Mehr Trainingszeiten in Bocklemünd, Müngersdorf und Chorweiler

Die Stadt Köln äußerte sich gegenüber dem WDR am Mittwoch. Und wies darauf hin, dass der SC Fortuna Köln "in den vergangenen Jahren stark gewachsen" sei. "Um den Verein insbesondere bei den Trainingszeiten für die Frauenmannschaften zu unterstützen, hat die Stadt Köln der SC Fortuna Köln weitere Trainingszeiten auf der Bezirkssportanlage Bocklemünd sowie auf den Stadionvorwiesen in Müngersdorf kostenlos zur Verfügung gestellt."

Für die Jugendmannschaften seien außerdem Trainingszeiten auf der Bezirkssportanlage Chorweiler zur Verfügung gestellt worden. Die Sportplätze im Stadtbezirk Rodenkirchen seien aktuell durch die dortigen Vereine komplett ausgelastet.

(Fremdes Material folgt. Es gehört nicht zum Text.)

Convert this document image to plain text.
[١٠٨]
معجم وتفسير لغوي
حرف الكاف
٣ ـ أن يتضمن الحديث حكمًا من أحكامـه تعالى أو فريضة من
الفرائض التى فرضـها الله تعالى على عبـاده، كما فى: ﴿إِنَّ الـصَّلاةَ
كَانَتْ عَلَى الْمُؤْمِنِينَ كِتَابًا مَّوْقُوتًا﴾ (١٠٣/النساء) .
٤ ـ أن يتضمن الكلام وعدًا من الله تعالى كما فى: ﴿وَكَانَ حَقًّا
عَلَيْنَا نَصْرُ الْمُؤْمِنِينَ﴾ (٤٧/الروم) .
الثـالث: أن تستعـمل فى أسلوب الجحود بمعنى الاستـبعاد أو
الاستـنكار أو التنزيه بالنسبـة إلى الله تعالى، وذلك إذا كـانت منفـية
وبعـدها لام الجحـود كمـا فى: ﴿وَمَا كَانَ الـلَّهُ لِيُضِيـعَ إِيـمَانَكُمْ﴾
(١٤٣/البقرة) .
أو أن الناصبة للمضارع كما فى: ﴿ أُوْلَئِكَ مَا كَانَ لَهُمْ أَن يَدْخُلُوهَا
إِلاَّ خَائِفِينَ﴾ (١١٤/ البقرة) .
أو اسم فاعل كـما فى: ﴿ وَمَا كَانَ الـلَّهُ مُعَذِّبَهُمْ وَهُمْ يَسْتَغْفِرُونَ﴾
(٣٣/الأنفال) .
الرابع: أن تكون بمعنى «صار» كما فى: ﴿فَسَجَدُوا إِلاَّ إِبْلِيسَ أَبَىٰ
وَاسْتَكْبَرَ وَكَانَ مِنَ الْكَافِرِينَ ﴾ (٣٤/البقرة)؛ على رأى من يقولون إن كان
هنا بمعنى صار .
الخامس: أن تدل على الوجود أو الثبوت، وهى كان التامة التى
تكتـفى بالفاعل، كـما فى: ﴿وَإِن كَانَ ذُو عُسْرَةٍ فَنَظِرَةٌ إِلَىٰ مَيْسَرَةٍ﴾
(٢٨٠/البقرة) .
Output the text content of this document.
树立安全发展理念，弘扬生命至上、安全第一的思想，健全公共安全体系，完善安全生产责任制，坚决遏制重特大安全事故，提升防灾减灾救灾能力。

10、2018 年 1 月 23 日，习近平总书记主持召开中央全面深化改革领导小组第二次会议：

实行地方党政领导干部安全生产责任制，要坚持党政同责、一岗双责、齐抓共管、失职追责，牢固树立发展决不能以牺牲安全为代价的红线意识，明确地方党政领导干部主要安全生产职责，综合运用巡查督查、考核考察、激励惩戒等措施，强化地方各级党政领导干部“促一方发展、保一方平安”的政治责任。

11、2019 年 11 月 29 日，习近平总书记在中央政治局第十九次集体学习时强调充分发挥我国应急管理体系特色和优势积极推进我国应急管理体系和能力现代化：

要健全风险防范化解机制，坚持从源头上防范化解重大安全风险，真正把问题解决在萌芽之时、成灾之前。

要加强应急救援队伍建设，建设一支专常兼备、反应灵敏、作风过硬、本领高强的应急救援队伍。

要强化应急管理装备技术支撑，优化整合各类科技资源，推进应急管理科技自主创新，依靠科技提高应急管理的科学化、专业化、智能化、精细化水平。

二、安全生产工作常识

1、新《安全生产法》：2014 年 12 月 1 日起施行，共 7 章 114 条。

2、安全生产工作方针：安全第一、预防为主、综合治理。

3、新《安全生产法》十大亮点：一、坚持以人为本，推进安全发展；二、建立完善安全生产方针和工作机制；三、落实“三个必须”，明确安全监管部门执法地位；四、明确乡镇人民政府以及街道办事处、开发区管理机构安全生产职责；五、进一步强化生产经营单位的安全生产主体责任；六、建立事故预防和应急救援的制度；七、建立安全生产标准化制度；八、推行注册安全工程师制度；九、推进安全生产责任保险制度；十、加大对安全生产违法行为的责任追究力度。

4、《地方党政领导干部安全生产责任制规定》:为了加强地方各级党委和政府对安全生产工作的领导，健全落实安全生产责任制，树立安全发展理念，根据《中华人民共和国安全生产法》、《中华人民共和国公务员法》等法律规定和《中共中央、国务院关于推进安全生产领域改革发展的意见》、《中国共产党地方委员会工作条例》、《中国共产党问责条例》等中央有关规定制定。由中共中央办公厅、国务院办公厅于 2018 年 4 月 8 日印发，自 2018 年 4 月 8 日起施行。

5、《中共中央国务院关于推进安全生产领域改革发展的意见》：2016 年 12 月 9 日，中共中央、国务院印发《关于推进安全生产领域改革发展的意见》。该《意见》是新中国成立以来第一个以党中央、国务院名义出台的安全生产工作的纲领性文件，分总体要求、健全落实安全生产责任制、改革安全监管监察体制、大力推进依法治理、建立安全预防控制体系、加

Kunstrasenprogramm nur schrittweise zu realisieren

Ganz grundsätzlich arbeite die Stadt Köln "seit vielen Jahren im Rahmen ihres Kunstrasenplatzprogramms" daran, in Zusammenarbeit mit den Vereinen die Zahl der Kunstrasenplätze zu erhöhen. "Mittlerweile konnten 55 Plätze als Kunstrasenplätze ausgerüstet werden."

Der finanzielle Aufwand beim Bau von Kunstrasenplätzen, nach Angaben der Stadt pro Platz mit 1,2 bis 1,5 Mio. Euro zu beziffern, sei aber eine Herausforderung. Diese sei "über den städtischen Haushalt nur schrittweise" zu stemmen.

In der Stellungnahme hieß es weiter: "Da der Bedarf an Kunstrasenspielfeldern weiter von vielen Vereinen gemeldet wird, hat der Rat der Stadt Köln eine Prioritätenliste mit 21 weiteren Projekten für die nächsten Jahre beschlossen. Diese arbeitet die Stadt Köln derzeit ab."